Mobile digital lenders will be barred from blacklisting borrowers who default on loans of less than Sh1, 000 in proposed regulations that will come into force in March next year.
The proposed Digital Credit Providers Regulations, 2021 say that the lenders will only forward names for defaults of over Sh1,000 to credit reference bureaus (CRBs) in a bid to protect millions of Kenyans whose ability to borrow has been hurt by the listing for defaulting payment of the soft loans.
Digital lenders who breach this requirement risk losing their operating licences in addition to undisclosed fines from the Central Bank of Kenya (CBK).
The regulations are part of changes to the law that gave CBK powers to approve interest rates for digital lenders, bringing the mobile lending firms under a similar operating environment like banks and microfinanciers.
“A digital credit provider shall not submit to any credit reference bureau any negative credit information of a customer or any other person where the amount related to the credit information does not exceed one thousand shillings,” reads the proposed law.

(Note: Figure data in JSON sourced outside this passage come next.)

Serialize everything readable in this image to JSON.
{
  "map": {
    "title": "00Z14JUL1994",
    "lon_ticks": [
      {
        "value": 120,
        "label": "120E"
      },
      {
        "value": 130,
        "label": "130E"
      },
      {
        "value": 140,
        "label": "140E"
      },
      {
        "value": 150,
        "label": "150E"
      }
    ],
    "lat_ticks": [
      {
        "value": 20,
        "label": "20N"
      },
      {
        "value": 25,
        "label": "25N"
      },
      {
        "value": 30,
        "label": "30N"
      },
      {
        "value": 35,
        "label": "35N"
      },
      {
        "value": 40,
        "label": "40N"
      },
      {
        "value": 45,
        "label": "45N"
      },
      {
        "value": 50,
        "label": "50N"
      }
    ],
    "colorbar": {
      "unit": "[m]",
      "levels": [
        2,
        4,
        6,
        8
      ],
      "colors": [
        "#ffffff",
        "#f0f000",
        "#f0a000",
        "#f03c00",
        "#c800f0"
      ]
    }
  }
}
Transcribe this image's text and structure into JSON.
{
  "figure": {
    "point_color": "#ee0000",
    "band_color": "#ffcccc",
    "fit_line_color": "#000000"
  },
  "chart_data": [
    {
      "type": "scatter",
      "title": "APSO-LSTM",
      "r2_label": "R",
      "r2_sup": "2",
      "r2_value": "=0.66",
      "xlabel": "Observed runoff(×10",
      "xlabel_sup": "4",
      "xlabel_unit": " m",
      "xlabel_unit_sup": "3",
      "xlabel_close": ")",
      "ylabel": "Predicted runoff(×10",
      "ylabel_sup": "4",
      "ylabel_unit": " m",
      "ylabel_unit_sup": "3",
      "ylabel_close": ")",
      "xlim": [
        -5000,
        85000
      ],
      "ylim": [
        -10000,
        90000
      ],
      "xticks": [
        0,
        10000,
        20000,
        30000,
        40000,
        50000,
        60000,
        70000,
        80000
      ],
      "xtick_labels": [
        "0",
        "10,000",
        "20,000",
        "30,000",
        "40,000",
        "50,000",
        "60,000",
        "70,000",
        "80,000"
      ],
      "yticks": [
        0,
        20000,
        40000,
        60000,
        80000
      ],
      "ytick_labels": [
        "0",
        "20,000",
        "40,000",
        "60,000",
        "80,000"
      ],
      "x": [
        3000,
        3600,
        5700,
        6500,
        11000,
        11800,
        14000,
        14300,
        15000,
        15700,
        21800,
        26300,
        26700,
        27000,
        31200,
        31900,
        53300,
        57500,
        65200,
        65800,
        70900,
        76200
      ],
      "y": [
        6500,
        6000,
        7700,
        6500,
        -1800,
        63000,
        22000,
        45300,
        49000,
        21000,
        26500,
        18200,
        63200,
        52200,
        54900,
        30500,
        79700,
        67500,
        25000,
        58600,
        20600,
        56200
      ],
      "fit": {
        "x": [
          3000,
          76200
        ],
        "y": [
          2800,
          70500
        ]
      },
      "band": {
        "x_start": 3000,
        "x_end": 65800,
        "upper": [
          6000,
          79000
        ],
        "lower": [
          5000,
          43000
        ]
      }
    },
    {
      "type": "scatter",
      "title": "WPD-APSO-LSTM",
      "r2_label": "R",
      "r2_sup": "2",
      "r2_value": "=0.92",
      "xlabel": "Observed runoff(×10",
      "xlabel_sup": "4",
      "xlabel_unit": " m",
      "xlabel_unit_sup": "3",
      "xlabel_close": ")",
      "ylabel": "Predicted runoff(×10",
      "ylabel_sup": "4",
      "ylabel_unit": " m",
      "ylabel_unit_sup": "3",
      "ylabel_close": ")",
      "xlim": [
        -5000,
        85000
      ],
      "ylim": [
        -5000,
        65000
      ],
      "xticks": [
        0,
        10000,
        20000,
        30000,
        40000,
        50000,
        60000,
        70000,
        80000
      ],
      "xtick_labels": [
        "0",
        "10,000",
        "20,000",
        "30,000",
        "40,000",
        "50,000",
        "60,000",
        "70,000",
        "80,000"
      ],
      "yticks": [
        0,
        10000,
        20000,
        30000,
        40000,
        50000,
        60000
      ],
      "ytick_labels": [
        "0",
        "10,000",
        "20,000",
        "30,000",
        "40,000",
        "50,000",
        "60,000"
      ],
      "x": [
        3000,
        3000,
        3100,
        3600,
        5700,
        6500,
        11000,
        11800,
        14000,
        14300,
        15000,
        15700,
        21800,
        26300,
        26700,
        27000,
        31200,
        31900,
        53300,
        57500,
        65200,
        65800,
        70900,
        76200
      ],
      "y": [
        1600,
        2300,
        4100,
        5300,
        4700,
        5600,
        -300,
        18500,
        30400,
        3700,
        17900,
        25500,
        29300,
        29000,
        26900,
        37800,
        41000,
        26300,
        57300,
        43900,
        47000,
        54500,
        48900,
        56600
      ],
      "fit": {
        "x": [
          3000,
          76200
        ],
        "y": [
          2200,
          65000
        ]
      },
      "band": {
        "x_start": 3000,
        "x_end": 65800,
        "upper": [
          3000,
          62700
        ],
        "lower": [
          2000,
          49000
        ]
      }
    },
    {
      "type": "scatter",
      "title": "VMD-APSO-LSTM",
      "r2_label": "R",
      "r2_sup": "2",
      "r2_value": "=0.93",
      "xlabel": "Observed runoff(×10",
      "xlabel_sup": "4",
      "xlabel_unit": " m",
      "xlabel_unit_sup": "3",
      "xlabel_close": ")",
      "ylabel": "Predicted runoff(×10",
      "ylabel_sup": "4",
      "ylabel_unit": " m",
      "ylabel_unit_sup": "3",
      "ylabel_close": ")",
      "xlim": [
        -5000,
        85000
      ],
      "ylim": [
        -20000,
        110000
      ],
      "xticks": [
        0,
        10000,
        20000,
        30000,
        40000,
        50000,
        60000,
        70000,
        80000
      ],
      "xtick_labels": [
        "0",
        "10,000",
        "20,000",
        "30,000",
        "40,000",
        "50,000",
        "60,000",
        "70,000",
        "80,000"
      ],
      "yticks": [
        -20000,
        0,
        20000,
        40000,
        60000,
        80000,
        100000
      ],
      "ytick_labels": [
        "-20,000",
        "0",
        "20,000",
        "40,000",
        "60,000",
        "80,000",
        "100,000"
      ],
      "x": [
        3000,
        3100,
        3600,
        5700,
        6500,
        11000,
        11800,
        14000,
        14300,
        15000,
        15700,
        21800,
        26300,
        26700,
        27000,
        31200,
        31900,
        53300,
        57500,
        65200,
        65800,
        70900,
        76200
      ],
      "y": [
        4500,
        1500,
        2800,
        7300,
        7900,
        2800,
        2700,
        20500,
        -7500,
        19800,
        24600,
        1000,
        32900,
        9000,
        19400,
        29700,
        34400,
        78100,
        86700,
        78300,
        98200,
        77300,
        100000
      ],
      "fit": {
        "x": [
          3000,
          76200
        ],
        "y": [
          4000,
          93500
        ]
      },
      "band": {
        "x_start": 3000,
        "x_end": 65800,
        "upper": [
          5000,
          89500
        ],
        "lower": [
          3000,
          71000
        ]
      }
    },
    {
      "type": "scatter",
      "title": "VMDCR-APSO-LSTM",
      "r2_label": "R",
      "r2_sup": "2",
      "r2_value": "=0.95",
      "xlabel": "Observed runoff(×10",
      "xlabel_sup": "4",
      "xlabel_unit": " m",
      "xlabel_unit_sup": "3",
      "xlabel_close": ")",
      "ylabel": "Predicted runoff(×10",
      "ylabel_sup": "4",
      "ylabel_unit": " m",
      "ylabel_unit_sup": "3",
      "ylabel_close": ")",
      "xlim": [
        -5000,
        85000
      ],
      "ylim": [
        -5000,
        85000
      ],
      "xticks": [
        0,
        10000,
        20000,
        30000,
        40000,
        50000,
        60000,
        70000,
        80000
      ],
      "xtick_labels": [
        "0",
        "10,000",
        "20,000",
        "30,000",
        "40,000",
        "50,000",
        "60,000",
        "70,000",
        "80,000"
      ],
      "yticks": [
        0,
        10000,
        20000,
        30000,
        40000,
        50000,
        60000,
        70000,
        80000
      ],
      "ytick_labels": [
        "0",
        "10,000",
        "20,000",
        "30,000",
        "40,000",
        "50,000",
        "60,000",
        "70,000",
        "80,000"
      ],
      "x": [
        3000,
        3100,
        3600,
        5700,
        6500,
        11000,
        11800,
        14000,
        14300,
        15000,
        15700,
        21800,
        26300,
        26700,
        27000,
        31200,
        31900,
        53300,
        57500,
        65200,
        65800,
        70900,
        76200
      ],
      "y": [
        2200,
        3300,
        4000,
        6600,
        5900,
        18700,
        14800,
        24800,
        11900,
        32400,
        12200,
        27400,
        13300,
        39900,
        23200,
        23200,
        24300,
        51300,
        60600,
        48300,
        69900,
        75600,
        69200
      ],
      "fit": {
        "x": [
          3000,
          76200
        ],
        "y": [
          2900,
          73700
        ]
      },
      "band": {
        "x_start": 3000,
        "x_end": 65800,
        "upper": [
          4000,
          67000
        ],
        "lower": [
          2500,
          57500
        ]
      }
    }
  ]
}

The regulations are undergoing public scrutiny ahead of their gazettement before March 23 when CBK will start regulating the hundreds of digital lenders in Kenya in a bid to stem predatory lending.
Data from the country’s three CRBs shows that borrowers who have defaulted on digital loans of less than Sh1,000 make up the bulk of 4.6 million borrowers blacklisted as at start of this month.
The government had from April to December last year suspended negative listing of borrowers owing less than Sh1,000 to protect borrowers reeling from layoffs and salary cuts that hurt their ability to repay loans.
In September, President Uhuru Kenyatta announced a moratorium on the negative listing of borrowers with loans below Sh5 million with CRBs for a year, a directive that has, however, been challenged in court.
Digital loans have gained popularity due to their ease of application for borrowers seeking quick cash free that does not require collateral.
But hidden charges that rise up to 520 percent per year have led to mounting defaults and an ever-growing number of defaulters.
The lenders have also been pursuing defaulters by informing their friends and family using contact information scraped from their phones or by threatening to tell their employers.
Digital firms have in recent years flooded the local market, attracted by demand for quick credit that does not require collateral. Borrowers get loans within minutes via their mobile phones, making digital loans a quick fix for daily bills.